Authored by fhahn on Wed, Jul 22, 7:59 AM.

Details

Summary

Currently popFromQueueImpl iterates over all candidates to find the best
one. While the candidate queue is small, this is not a problem. But it
becomes a problem once the queue gets larger. For example, the snippet
below takes 330s to compile with llc -O0, but completes in 3s with this
patch.

define void @test(i4000000* %ptr) {
entry:

store i4000000 0, i4000000* %ptr, align 4
ret void

}

This patch limits the number of candidates to check to 1000. This limit
ensures that it never triggers for test-suite/SPEC2000/SPEC2006 on X86
and AArch64 with -O3, while still drastically limiting the compile-time
in case of very large queues.

It would be even better to use a binary heap to manage to queue
(D83335), but some heuristics change the score of a node in the queue
after another node has been scheduled. I plan to address this for
backends that use the MachineScheduler in the future, but that requires
a more careful evaluation.
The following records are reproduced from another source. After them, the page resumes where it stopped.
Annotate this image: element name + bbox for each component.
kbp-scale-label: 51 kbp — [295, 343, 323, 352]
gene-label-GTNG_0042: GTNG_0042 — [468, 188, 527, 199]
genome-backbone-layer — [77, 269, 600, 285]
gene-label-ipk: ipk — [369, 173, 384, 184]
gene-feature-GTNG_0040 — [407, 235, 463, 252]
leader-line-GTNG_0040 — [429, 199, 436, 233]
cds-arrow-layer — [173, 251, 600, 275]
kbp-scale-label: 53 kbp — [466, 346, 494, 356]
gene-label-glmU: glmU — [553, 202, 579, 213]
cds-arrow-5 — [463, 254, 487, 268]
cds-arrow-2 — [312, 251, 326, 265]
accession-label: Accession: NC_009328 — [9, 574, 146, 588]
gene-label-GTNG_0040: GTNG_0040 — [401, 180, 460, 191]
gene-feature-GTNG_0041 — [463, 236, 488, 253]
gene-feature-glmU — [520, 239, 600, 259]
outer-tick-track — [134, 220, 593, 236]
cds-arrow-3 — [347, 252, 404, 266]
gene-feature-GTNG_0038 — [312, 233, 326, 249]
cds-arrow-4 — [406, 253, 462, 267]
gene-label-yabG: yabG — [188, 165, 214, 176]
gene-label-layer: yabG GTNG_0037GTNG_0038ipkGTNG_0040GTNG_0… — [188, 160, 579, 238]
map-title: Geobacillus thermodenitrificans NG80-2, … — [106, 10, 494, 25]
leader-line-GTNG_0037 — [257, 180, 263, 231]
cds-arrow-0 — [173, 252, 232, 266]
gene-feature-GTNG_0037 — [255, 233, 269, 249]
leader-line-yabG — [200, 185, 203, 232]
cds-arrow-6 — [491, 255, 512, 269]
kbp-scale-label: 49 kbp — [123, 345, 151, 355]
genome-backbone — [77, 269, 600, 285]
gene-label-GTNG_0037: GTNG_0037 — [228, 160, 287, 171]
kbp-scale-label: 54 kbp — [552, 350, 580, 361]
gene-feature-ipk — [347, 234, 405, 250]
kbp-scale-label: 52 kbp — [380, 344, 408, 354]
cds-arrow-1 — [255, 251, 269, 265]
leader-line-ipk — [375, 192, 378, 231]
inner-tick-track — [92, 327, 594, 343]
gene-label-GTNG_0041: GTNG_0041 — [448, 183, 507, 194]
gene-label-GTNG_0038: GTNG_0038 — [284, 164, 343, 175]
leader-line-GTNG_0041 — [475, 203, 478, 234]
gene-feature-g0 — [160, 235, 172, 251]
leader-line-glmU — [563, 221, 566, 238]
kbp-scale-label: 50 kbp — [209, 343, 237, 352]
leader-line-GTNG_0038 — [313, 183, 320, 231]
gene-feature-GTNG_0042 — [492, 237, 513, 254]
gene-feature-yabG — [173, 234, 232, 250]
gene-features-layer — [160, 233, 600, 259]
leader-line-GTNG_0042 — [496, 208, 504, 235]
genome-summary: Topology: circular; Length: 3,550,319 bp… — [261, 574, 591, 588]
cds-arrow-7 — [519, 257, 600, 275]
In the meantime, the limit should help users
impacted by this issue.

The patch includes a slightly smaller version of the motivating example
as test case, to guard against the issue.

Diff Detail

Event Timeline

fhahn created this revision.Wed, Jul 22, 7:59 AM
Herald added a project: Restricted Project. · View Herald TranscriptWed, Jul 22, 7:59 AM
This revision is now accepted and ready to land.Wed, Jul 22, 2:34 PM
This revision was automatically updated to reflect the committed changes.
RKSimon added inline comments.
llvm/test/CodeGen/X86/stress-scheduledagrrlist.ll
12

@fhahn Should this be in x86 or generic codegen tests? I wouldn't have noticed it but its causing a notable increase in runtime for the x86 codegen tests.....

fhahn marked an inline comment as done.Thu, Jul 23, 10:31 AM
fhahn added inline comments.
llvm/test/CodeGen/X86/stress-scheduledagrrlist.ll
12

It's intentional for X86 to check that we don't have excessive compile-times (the patch improves compile-time by ~ 100x). On my system, it takes ~1-2 seconds, but if that's too long we can reduce the width of the type further.

RKSimon added inline comments.Thu, Jul 23, 11:59 AM
llvm/test/CodeGen/X86/stress-scheduledagrrlist.ll
12

Hmm - please can you check an EXPENSIVE_CHECKS build? I'm seeing > 6min for this.

fhahn marked an inline comment as done.Thu, Jul 23, 12:04 PM
fhahn added inline comments.
llvm/test/CodeGen/X86/stress-scheduledagrrlist.ll
12

oh right, I think there is some very expensive checks somewhere in SelectionDAG and there will be a very large number of nodes.... Is there a way to disable tests for builds with expensive checks? Otherwise we probably should remove the test.

RKSimon added inline comments.Sat, Jul 25, 7:38 AM
llvm/test/CodeGen/X86/stress-scheduledagrrlist.ll
12

I can't think of a way for lit to check for non EXPENSIVE_CHECKS builds - and I'd be worried that such an approach would be abused tbh.

fhahn added a comment.Sat, Jul 25, 7:48 AM

OK, I removed the test in rGc09a10845b42. it seems like there's no way to work around the expensive-checks issue and reducing the width of the store much further will defeat the actual purpose of the test.